Suzan Mujjawa, the outlet’s co-founder and production lead, said that the main motivator to start the project came during the pandemic, when a deaf man was shot in Northern Uganda after the military found him walking outside during curfew hours.

“They thought he was disobeying orders after they asked him where he was going and he couldn’t respond,” she said. “They shot him and he died at the hospital.”

Mujjawa said the incident showed her how much deaf people lacked access to information. This led Mujjawa and Simon to decide that presenting all information from mainstream media in accessible formats would be Signs TV’s primary goal. By ensuring information is available to this community, they hope to help deaf people make better informed decisions.

Making access to information easy

Signs TV Uganda is run weekly by Simon and Mujjawa, who are full-time staff members. They are supported by four volunteer news anchors, each of whom have hearing impairments, and two sign language interpreters. The plan is to make all volunteers full-time workers.

Before the outlet commenced programming, Simon and his team conducted market research to figure out their audience’s preferences. This research helped the channel’s team determine what content their viewers want most, the time they want to watch the programming, what they would pay for content and more.

So far, the outlet has produced news bulletins, documentaries and adverts, including one that looked at how a Ugandan deaf carpenter is beating the odds in the world of carpentry. The outlet’s content includes captions and voice-overs in English to ensure that viewers who are not deaf can watch the programming too.

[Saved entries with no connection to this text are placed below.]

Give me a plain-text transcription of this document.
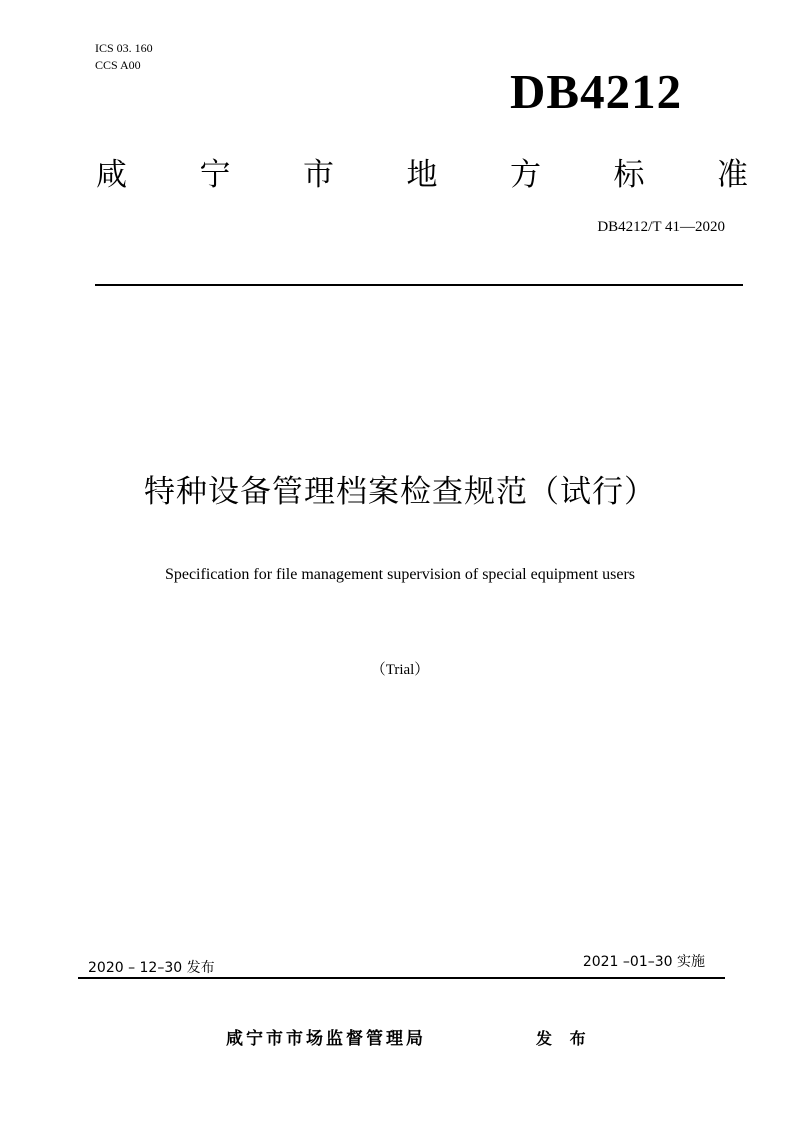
ICS 03. 160
CCS A00	DB4212
咸 宁 市 地 方 标 准
DB4212/T 41—2020
特种设备管理档案检查规范（试行）
Specification for file management supervision of special equipment users
（Trial）
2020 – 12–30 发布	2021 –01–30 实施
咸宁市市场监督管理局	发 布
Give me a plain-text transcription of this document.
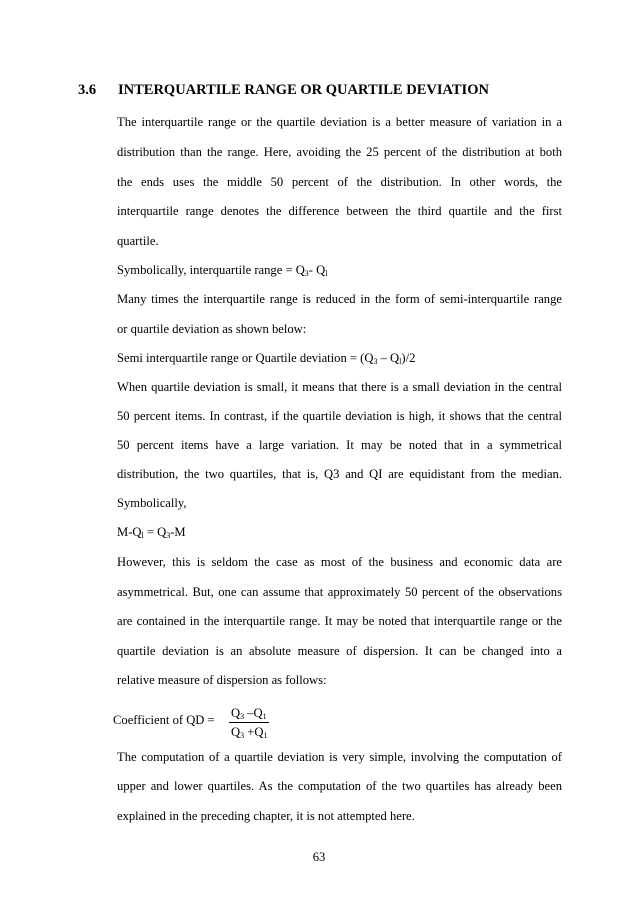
3.6 INTERQUARTILE RANGE OR QUARTILE DEVIATION
The interquartile range or the quartile deviation is a better measure of variation in a
distribution than the range. Here, avoiding the 25 percent of the distribution at both
the ends uses the middle 50 percent of the distribution. In other words, the
interquartile range denotes the difference between the third quartile and the first
quartile.
Symbolically, interquartile range = $Q_3-$ $Q_l$
Many times the interquartile range is reduced in the form of semi-interquartile range
or quartile deviation as shown below:
Semi interquartile range or Quartile deviation = $(Q_3 - Q_l)/2$
When quartile deviation is small, it means that there is a small deviation in the central
50 percent items. In contrast, if the quartile deviation is high, it shows that the central
50 percent items have a large variation. It may be noted that in a symmetrical
distribution, the two quartiles, that is, Q3 and QI are equidistant from the median.
Symbolically,
$M-Q_l = Q_3-M$
However, this is seldom the case as most of the business and economic data are
asymmetrical. But, one can assume that approximately 50 percent of the observations
are contained in the interquartile range. It may be noted that interquartile range or the
quartile deviation is an absolute measure of dispersion. It can be changed into a
relative measure of dispersion as follows:
Coefficient of QD = $\frac{Q_3 -Q_1}{Q_3 +Q_1}$
The computation of a quartile deviation is very simple, involving the computation of
upper and lower quartiles. As the computation of the two quartiles has already been
explained in the preceding chapter, it is not attempted here.
63
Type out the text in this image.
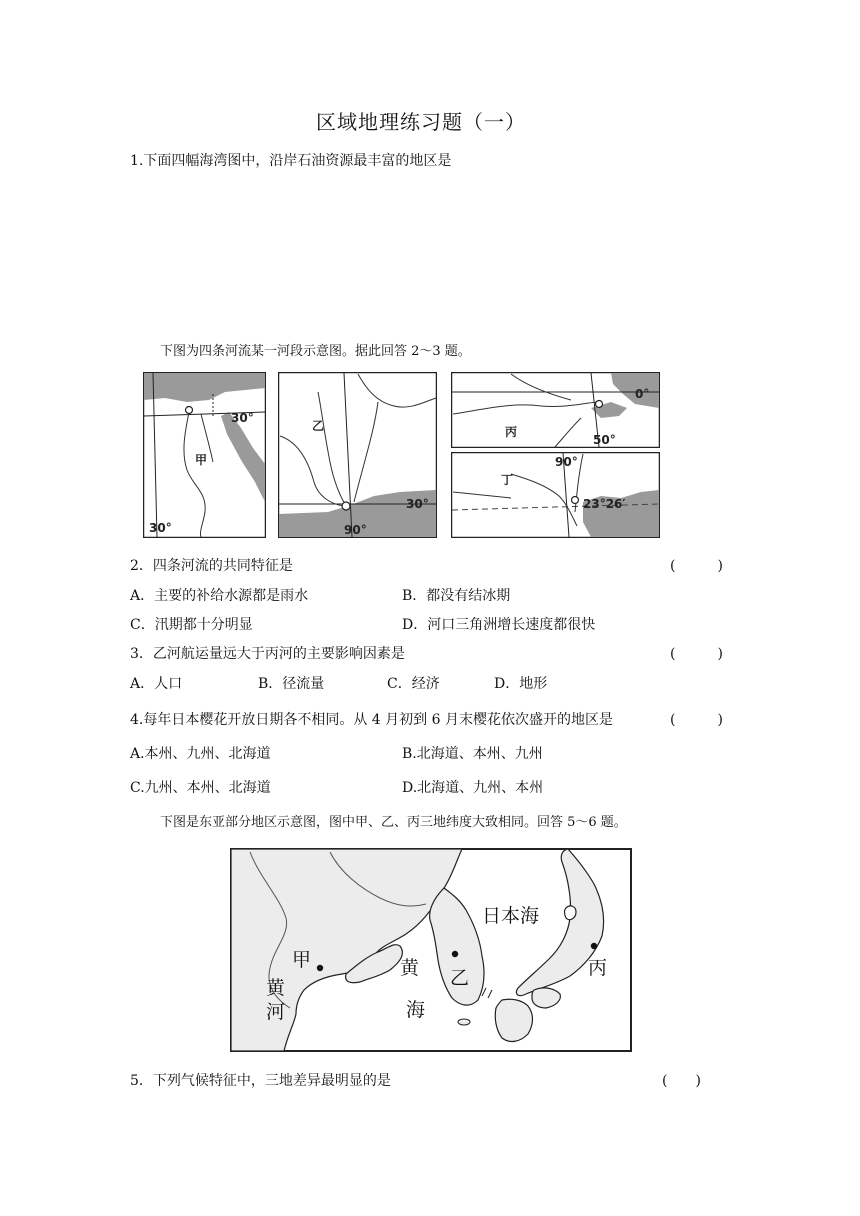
区域地理练习题（一）
1.下面四幅海湾图中，沿岸石油资源最丰富的地区是
下图为四条河流某一河段示意图。据此回答 2～3 题。
30°
甲
30°
乙
30°
90°
0°
丙
50°
90°
丁
23°26′
2．四条河流的共同特征是	(　　　)
A．主要的补给水源都是雨水	B．都没有结冰期
C．汛期都十分明显	D．河口三角洲增长速度都很快
3．乙河航运量远大于丙河的主要影响因素是	(　　　)
A．人口	B．径流量	C．经济	D．地形
4.每年日本樱花开放日期各不相同。从 4 月初到 6 月末樱花依次盛开的地区是	(　　　)
A.本州、九州、北海道	B.北海道、本州、九州
C.九州、本州、北海道	D.北海道、九州、本州
下图是东亚部分地区示意图，图中甲、乙、丙三地纬度大致相同。回答 5～6 题。
甲
乙	丙
黄
河
黄
海
日本海
5．下列气候特征中，三地差异最明显的是	(　　)
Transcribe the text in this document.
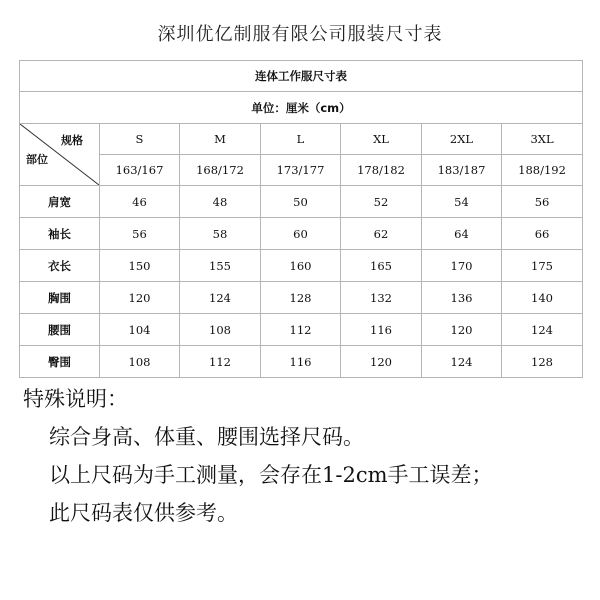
深圳优亿制服有限公司服装尺寸表
连体工作服尺寸表						
单位：厘米（cm）						

规格
部位	S	M	L	XL	2XL	3XL
	163/167	168/172	173/177	178/182	183/187	188/192
肩宽	46	48	50	52	54	56
袖长	56	58	60	62	64	66
衣长	150	155	160	165	170	175
胸围	120	124	128	132	136	140
腰围	104	108	112	116	120	124
臀围	108	112	116	120	124	128

特殊说明：

综合身高、体重、腰围选择尺码。

以上尺码为手工测量，会存在1-2cm手工误差；

此尺码表仅供参考。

Although Signs TV Uganda has experienced a great deal of success within just a few months of its founding, it has faced challenges as well. Obstacles such as a lack of sufficient manpower, limited finances and equipment have made it difficult for Simon and his team to produce content daily.

“Producing content requires that we access media content from the mainstream journalists, and this also requires money which we currently do not have,” said Simon. “We hope that we will be able to get through this in the months ahead.”

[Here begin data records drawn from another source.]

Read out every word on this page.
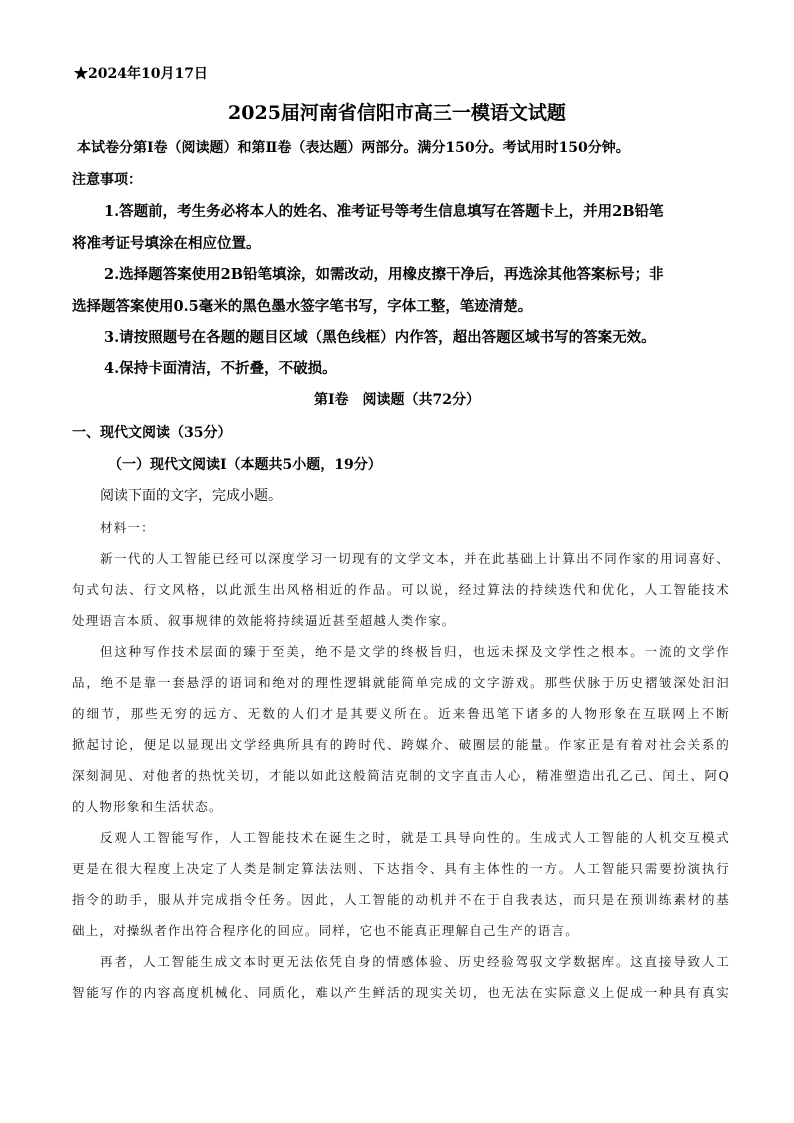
★2024年10月17日
2025届河南省信阳市高三一模语文试题
本试卷分第Ⅰ卷（阅读题）和第Ⅱ卷（表达题）两部分。满分150分。考试用时150分钟。
注意事项：
1.答题前，考生务必将本人的姓名、准考证号等考生信息填写在答题卡上，并用2B铅笔
将准考证号填涂在相应位置。
2.选择题答案使用2B铅笔填涂，如需改动，用橡皮擦干净后，再选涂其他答案标号；非
选择题答案使用0.5毫米的黑色墨水签字笔书写，字体工整，笔迹清楚。
3.请按照题号在各题的题目区域（黑色线框）内作答，超出答题区域书写的答案无效。
4.保持卡面清洁，不折叠，不破损。
第Ⅰ卷　阅读题（共72分）
一、现代文阅读（35分）
（一）现代文阅读Ⅰ（本题共5小题，19分）
阅读下面的文字，完成小题。
材料一：
新一代的人工智能已经可以深度学习一切现有的文学文本，并在此基础上计算出不同作家的用词喜好、
句式句法、行文风格，以此派生出风格相近的作品。可以说，经过算法的持续迭代和优化，人工智能技术
处理语言本质、叙事规律的效能将持续逼近甚至超越人类作家。
但这种写作技术层面的臻于至美，绝不是文学的终极旨归，也远未探及文学性之根本。一流的文学作
品，绝不是靠一套悬浮的语词和绝对的理性逻辑就能简单完成的文字游戏。那些伏脉于历史褶皱深处汩汩
的细节，那些无穷的远方、无数的人们才是其要义所在。近来鲁迅笔下诸多的人物形象在互联网上不断
掀起讨论，便足以显现出文学经典所具有的跨时代、跨媒介、破圈层的能量。作家正是有着对社会关系的
深刻洞见、对他者的热忱关切，才能以如此这般简洁克制的文字直击人心，精准塑造出孔乙己、闰土、阿Q
的人物形象和生活状态。
反观人工智能写作，人工智能技术在诞生之时，就是工具导向性的。生成式人工智能的人机交互模式
更是在很大程度上决定了人类是制定算法法则、下达指令、具有主体性的一方。人工智能只需要扮演执行
指令的助手，服从并完成指令任务。因此，人工智能的动机并不在于自我表达，而只是在预训练素材的基
础上，对操纵者作出符合程序化的回应。同样，它也不能真正理解自己生产的语言。
再者，人工智能生成文本时更无法依凭自身的情感体验、历史经验驾驭文学数据库。这直接导致人工
智能写作的内容高度机械化、同质化，难以产生鲜活的现实关切，也无法在实际意义上促成一种具有真实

According to Simon, the outlet is currently looking for more funding, partners and sponsors who are willing to invest to enable him and his team to produce quality content that viewers will tune into.

One recent windfall came in  November 2021, when Signs TV Uganda applied for and received  financial support from Aga Khan University Graduate School of Journalism under its Media Futures project. Simon said that the grant helped the outlet buy equipment such as laptops and maintain running costs like fuel, stationery and branding materials.

“We also want to have collaboration that can take us to the commercialization level because we now have proof that this is going to be a successful venture if more resources are injected into it,” said Simon.

Plans for the future

Moving forward, Signs TV Uganda wants to receive an operations license from the Uganda Communication Commission, which will make its services available on TV providers such as DSVTStartTimes and Azam TV.

In the long term, Simon said that the goal is for the channel to be established throughout Africa to provide information to deaf people across the continent. The outlet also plans to start the #Signs Reporters fellowship, which will help identify and train deaf people to be proficient in sign language.

“We will then equip them with knowledge of sign language so they can be able to report from their localities and we [will] provide them [with] the platform to broadcast [their stories],” he said. “In fact, we want to be the most inclusive TV channel offering everyone a chance to watch our programming.”